At the same time, I think it's also worth noting that this is not a U.S. story, is it? It's not, I mean the housing bubble was not an American phenomenon. Those of us in the room who are from the UK, or from Ireland, or Dubai, or Vilnius, or Barcelona, or any of the other during this period that underwent housing bubbles. We're seeing in fact really a global story, we just happen to be accessing that story through its iteration in the US.
Literally the government is, is incentivising through tax incentives to buy the house so when [INAUDIBLE] to buy the house it looks good. >> In the U.S. yeah, in the United States it's true because a mortgage is actually deductable off of pretax income which is another it gets another factor which that put under the idea of opportunity costs. Every year that I'm paying rent is a year that I'm paying more taxes than I should Because what I really ought to be doing is sort of capturing that wealth, via sort of this tax preferred or tax advantage scheme, and, and so that's sort of, you know, why would I want to just sort of throw my money away when I could be actually accumulating in tis, this acid and watching it grow.
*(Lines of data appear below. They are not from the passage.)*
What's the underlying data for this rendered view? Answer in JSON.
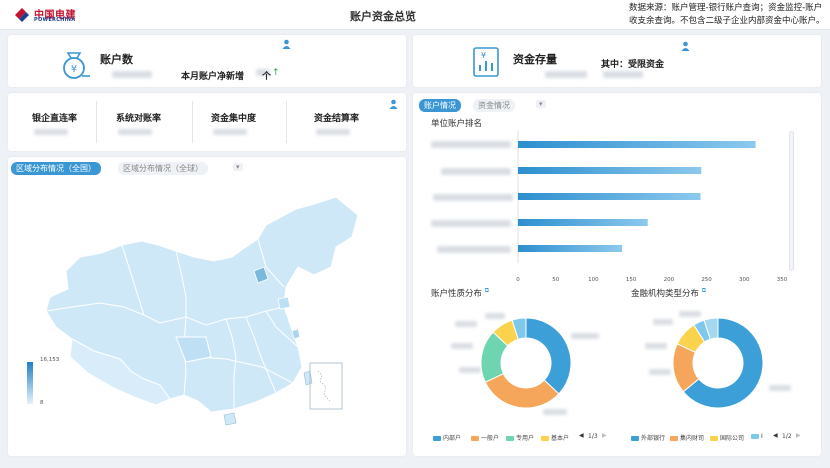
{
  "header": {
    "logo_cn": "中国电建",
    "logo_en": "POWERCHINA",
    "title": "账户资金总览",
    "note": "数据来源：账户管理-银行账户查询；资金监控-账户收支余查询。不包含二级子企业内部资金中心账户。"
  },
  "kpi": {
    "accounts_label": "账户数",
    "net_new_label": "本月账户净新增",
    "net_new_suffix": "个",
    "net_new_arrow": "↑",
    "funds_label": "资金存量",
    "restricted_label": "其中：受限资金"
  },
  "metrics": [
    "银企直连率",
    "系统对账率",
    "资金集中度",
    "资金结算率"
  ],
  "region_tabs": {
    "tab1": "区域分布情况（全国）",
    "tab2": "区域分布情况（全球）",
    "more": "▾"
  },
  "map_legend": {
    "max": "16,153",
    "min": "8"
  },
  "right_tabs": {
    "tab1": "账户情况",
    "tab2": "资金情况",
    "more": "▾"
  },
  "ranking": {
    "title": "单位账户排名"
  },
  "chart_data": [
    {
      "type": "bar",
      "title": "单位账户排名",
      "orientation": "horizontal",
      "values": [
        315,
        243,
        242,
        172,
        138
      ],
      "xlim": [
        0,
        350
      ],
      "xticks": [
        0,
        50,
        100,
        150,
        200,
        250,
        300,
        350
      ]
    },
    {
      "type": "pie",
      "title": "账户性质分布",
      "donut": true,
      "labels": [
        "内部户",
        "一般户",
        "专用户",
        "基本户"
      ],
      "values": [
        37,
        31,
        19,
        8
      ],
      "other_value": 5,
      "colors": [
        "#3d9fd8",
        "#f6a65a",
        "#6fd4b0",
        "#fad24b"
      ],
      "other_color": "#7ec8ec",
      "legend_page": "1/3"
    },
    {
      "type": "pie",
      "title": "金融机构类型分布",
      "donut": true,
      "labels": [
        "外部银行",
        "集内财司",
        "国际公司",
        "I"
      ],
      "values": [
        64,
        18,
        9,
        4
      ],
      "other_value": 5,
      "colors": [
        "#3d9fd8",
        "#f6a65a",
        "#fad24b",
        "#7ec8ec"
      ],
      "other_color": "#a3d8f0",
      "legend_page": "1/2"
    }
  ]
}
So you know, your sister has a friend whose doctor's sister bought a house and it doubled in value in two years. Or there's the guy down the street who just sold his house for like 40% more than he bought it only nine months ago. Or whatever right. So there's all these experiences around you, this accumulated anecdotal evidence. That is typical of a hot market in which you're hearing these success stories and one of the reasons for that is that you are in a hot market when you are in a market like this and you benefit from that, what do you want to do? Brag about it!
Fundamental macro factors, that drive housing prices in the long term. Interest rates and income, right. How much money am I making, ie to put towards the house. And how much does it cost to borrow the money that I don't have.
Get on the ladder now. If you wait it's going to be even more expensive, harder to get on the ladder and so on.
Everyone is doing it, I need to do it too. We discussed before this idea of opportunity cost, that sense of urgency. I need to act now if I wait even another year prices are going to get more expensive.